Brazil’s telecoms industry, which sees so-called “over the top” voice and messaging services delivered over the internet as a threat to its business model, has been lobbying the government for months to declare these services illegal, according to TechCrunch. But the telecoms may not be behind the short-lived shutdown: Reuters reports that a local TV network said the court order stemmed from a criminal case involving one of São Paulo’s largest gangs, which used WhatsApp “in the commission of crimes.”

WhatsApp was reportedly ordered multiple times over the summer to halt its service, and after failing to do so, judge Sandra Regina Nostre Marques ordered the service to be blocked from Brazil’s end. The majority of the details of the case are being kept secret, which is permissible under Brazilian law.

The São Paulo court said in a release today that “it does not seem reasonable that millions of users are affected” by the case and ordered the ban overturned.

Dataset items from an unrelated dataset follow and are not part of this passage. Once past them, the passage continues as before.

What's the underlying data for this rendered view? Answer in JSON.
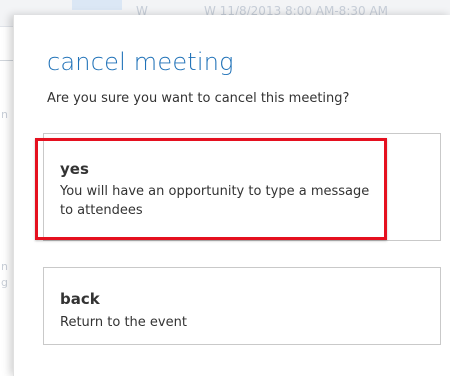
{
  "background": {
    "header_fragment_left": "W",
    "header_fragment_right": "W  11/8/2013 8:00 AM-8:30 AM"
  },
  "dialog": {
    "title": "cancel meeting",
    "question": "Are you sure you want to cancel this meeting?",
    "options": [
      {
        "label": "yes",
        "description": "You will have an opportunity to type a message to attendees"
      },
      {
        "label": "back",
        "description": "Return to the event"
      }
    ]
  },
  "colors": {
    "title": "#2072b8",
    "highlight": "#e5101f",
    "border": "#c9c9c9"
  }
}
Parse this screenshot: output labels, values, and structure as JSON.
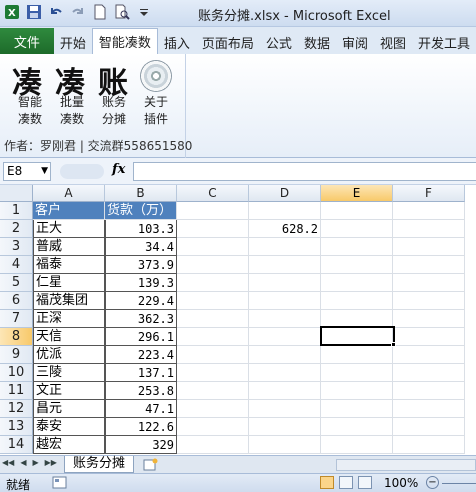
{
  "window": {
    "title": "账务分摊.xlsx  -  Microsoft Excel"
  },
  "ribbon": {
    "file_tab": "文件",
    "tabs": [
      "开始",
      "智能凑数",
      "插入",
      "页面布局",
      "公式",
      "数据",
      "审阅",
      "视图",
      "开发工具"
    ],
    "active_tab": "智能凑数",
    "logo_chars": [
      "凑",
      "凑",
      "账"
    ],
    "buttons": [
      {
        "line1": "智能",
        "line2": "凑数"
      },
      {
        "line1": "批量",
        "line2": "凑数"
      },
      {
        "line1": "账务",
        "line2": "分摊"
      },
      {
        "line1": "关于",
        "line2": "插件"
      }
    ],
    "author": "作者：罗刚君 | 交流群558651580"
  },
  "formula_bar": {
    "name_box": "E8",
    "fx": "fx",
    "formula": ""
  },
  "grid": {
    "columns": [
      "A",
      "B",
      "C",
      "D",
      "E",
      "F"
    ],
    "selected_column": "E",
    "selected_row": "8",
    "rows": [
      {
        "n": "1",
        "a": "客户",
        "b": "货款（万）",
        "d": ""
      },
      {
        "n": "2",
        "a": "正大",
        "b": "103.3",
        "d": "628.2"
      },
      {
        "n": "3",
        "a": "普威",
        "b": "34.4",
        "d": ""
      },
      {
        "n": "4",
        "a": "福泰",
        "b": "373.9",
        "d": ""
      },
      {
        "n": "5",
        "a": "仁星",
        "b": "139.3",
        "d": ""
      },
      {
        "n": "6",
        "a": "福茂集团",
        "b": "229.4",
        "d": ""
      },
      {
        "n": "7",
        "a": "正深",
        "b": "362.3",
        "d": ""
      },
      {
        "n": "8",
        "a": "天信",
        "b": "296.1",
        "d": ""
      },
      {
        "n": "9",
        "a": "优派",
        "b": "223.4",
        "d": ""
      },
      {
        "n": "10",
        "a": "三陵",
        "b": "137.1",
        "d": ""
      },
      {
        "n": "11",
        "a": "文正",
        "b": "253.8",
        "d": ""
      },
      {
        "n": "12",
        "a": "昌元",
        "b": "47.1",
        "d": ""
      },
      {
        "n": "13",
        "a": "泰安",
        "b": "122.6",
        "d": ""
      },
      {
        "n": "14",
        "a": "越宏",
        "b": "329",
        "d": ""
      }
    ]
  },
  "sheets": {
    "tabs": [
      "账务分摊"
    ]
  },
  "status": {
    "mode": "就绪",
    "zoom": "100%"
  }
}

Jan Koum, WhatsApp’s CEO, had voiced his concern over judge Marques’ action on Facebook: ”We are disappointed in the short-sighted decision to cut off access to WhatsApp, a communication tool that so many Brazilians have come to depend on, and sad to see Brazil isolate itself from the rest of the world.”

Facebook chief Mark Zuckerberg also relayed a similar message, while also reminding the Brazilians that they can still use Facebook Messenger to talk with others. “This is a sad day for Brazil,” Zuckerberg said on Facebook, in English and Portuguese. ”Until today, Brazil has been an ally in creating an open internet. Brazilians have always been among the most passionate in sharing their voice online.”

WhatsApp is used by roughly 90% of Brazil’s internet population, TechCrunch said, and the BBC reported that prices for telecom services are often as high as they are in the UK, even though Brazilian wages are about two-thirds lower. This means that many choose to keep in touch with friends and family via internet messaging services, rather than pricier voice calls or text messages.

During the WhatsApp ban, Brazilians sought temporary refuge in other communication that weren’t blocked by the court order, such as Viber or Facebook Messenger. Telegram Messenger says some 1 million Brazilians have signed up for its service in a matter of hours.

This isn’t the only internet controversy roiling Brazil these days: There is a bill in the works that would potentially require all Brazilians to provide their home address and tax information to access any site on the web, with sites like Facebook and Google required to store that information for up to three years.

Facebook wasn’t immediately available for comment, but Zuckerberg added in his statement: “I am stunned that our efforts to protect people’s data would result in such an extreme decision by a single judge to punish every person in Brazil who uses WhatsApp. We hope the Brazilian courts quickly reverse course.”